Though June's payrolls increase fell short of expectation, it still exceeded the May number and could be seen as a slight improvement, putting a damper on hopes for a third round of quantitative easing from the Fed, Tan added.
On June 1 gold jumped 4 percent at a surprisingly weak employment report which fuelled talks of further monetary easing from the Fed. The central bank's stance on easing has played a major role in the gold market this year.
Spot gold dropped to its lowest in almost two weeks of $1,575.89 an ounce, before recovering slightly to $1,580.09 an ounce by 0346 GMT.
However, Reuters market analyst Wang Tao expects spot gold to fall to $1,540 an ounce during the day.
U.S. gold futures contract for August delivery was up 0.2 percent to $1,581.20.
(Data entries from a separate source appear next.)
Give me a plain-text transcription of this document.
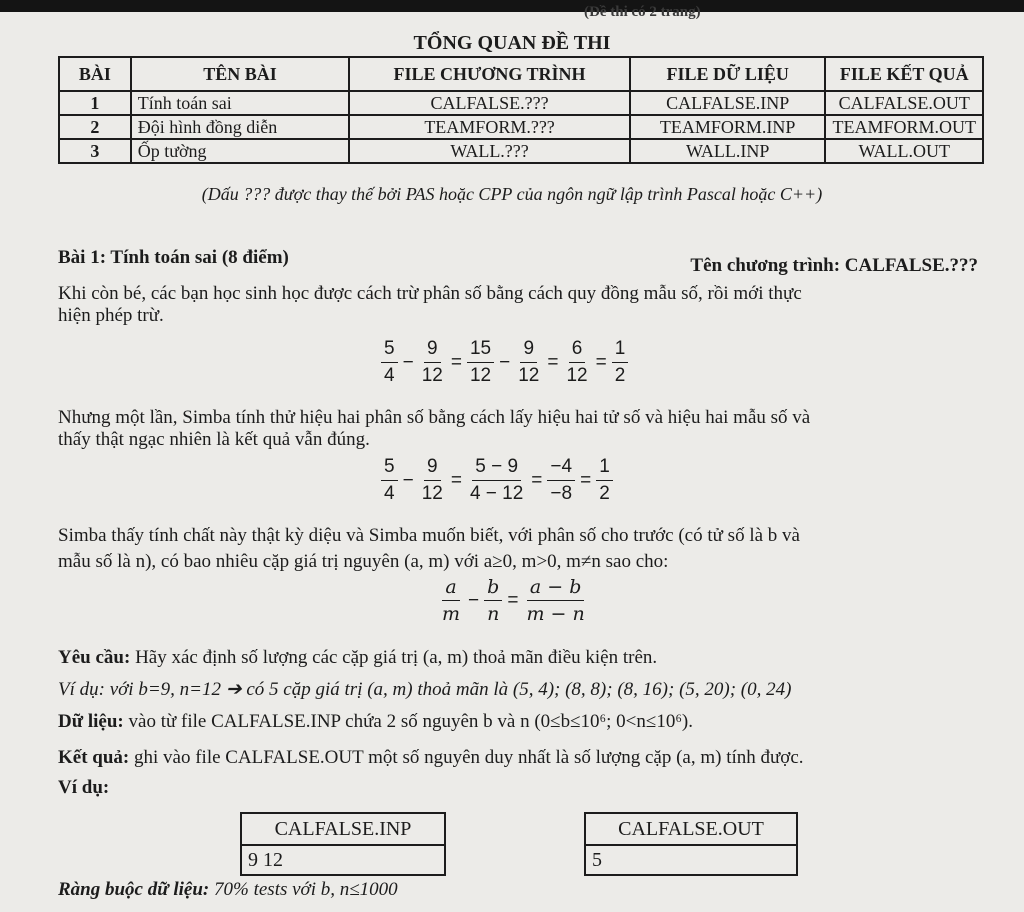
(Đề thi có 2 trang)
TỔNG QUAN ĐỀ THI
BÀI	TÊN BÀI	FILE CHƯƠNG TRÌNH	FILE DỮ LIỆU	FILE KẾT QUẢ
1	Tính toán sai	CALFALSE.???	CALFALSE.INP	CALFALSE.OUT
2	Đội hình đồng diễn	TEAMFORM.???	TEAMFORM.INP	TEAMFORM.OUT
3	Ốp tường	WALL.???	WALL.INP	WALL.OUT
(Dấu ??? được thay thế bởi PAS hoặc CPP của ngôn ngữ lập trình Pascal hoặc C++)
Bài 1: Tính toán sai (8 điểm)	Tên chương trình: CALFALSE.???
Khi còn bé, các bạn học sinh học được cách trừ phân số bằng cách quy đồng mẫu số, rồi mới thực
hiện phép trừ.
$\frac{5}{4} - \frac{9}{12} = \frac{15}{12} - \frac{9}{12} = \frac{6}{12} = \frac{1}{2}$
Nhưng một lần, Simba tính thử hiệu hai phân số bằng cách lấy hiệu hai tử số và hiệu hai mẫu số và
thấy thật ngạc nhiên là kết quả vẫn đúng.
$\frac{5}{4} - \frac{9}{12} = \frac{5 - 9}{4 - 12} = \frac{-4}{-8} = \frac{1}{2}$
Simba thấy tính chất này thật kỳ diệu và Simba muốn biết, với phân số cho trước (có tử số là b và
mẫu số là n), có bao nhiêu cặp giá trị nguyên (a, m) với a≥0, m>0, m≠n sao cho:
$\frac{a}{m} - \frac{b}{n} = \frac{a - b}{m - n}$
Yêu cầu: Hãy xác định số lượng các cặp giá trị (a, m) thoả mãn điều kiện trên.
Ví dụ: với b=9, n=12 ➔ có 5 cặp giá trị (a, m) thoả mãn là (5, 4); (8, 8); (8, 16); (5, 20); (0, 24)
Dữ liệu: vào từ file CALFALSE.INP chứa 2 số nguyên b và n (0≤b≤10⁶; 0<n≤10⁶).
Kết quả: ghi vào file CALFALSE.OUT một số nguyên duy nhất là số lượng cặp (a, m) tính được.
Ví dụ:
CALFALSE.INP
9 12
CALFALSE.OUT
5
Ràng buộc dữ liệu: 70% tests với b, n≤1000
The dollar and Treasuries trumped gold as top destinations for the flight to safety, as investors fretted about the global economic outlook with euro zone fighting its debt crisis and China showing signs of an economic slowdown.
China's annual consumer inflation in June cooled, giving Beijing more scope to ease monetary policy to support growth but potentially taking some heat off gold, a traditional hedge against inflation, in the world's upcoming biggest gold consumer.
Asia's physical gold market has been sluggish for a while, as the rangebound price moves did little to excite investors.
"India is not even responding to the stronger rupee," said a Singapore-based trader, "Physical supply seems high and scrap is coming into the market."
Hedge funds have also moved to the sidelines of the market as volatility <.GVX> drops, he added.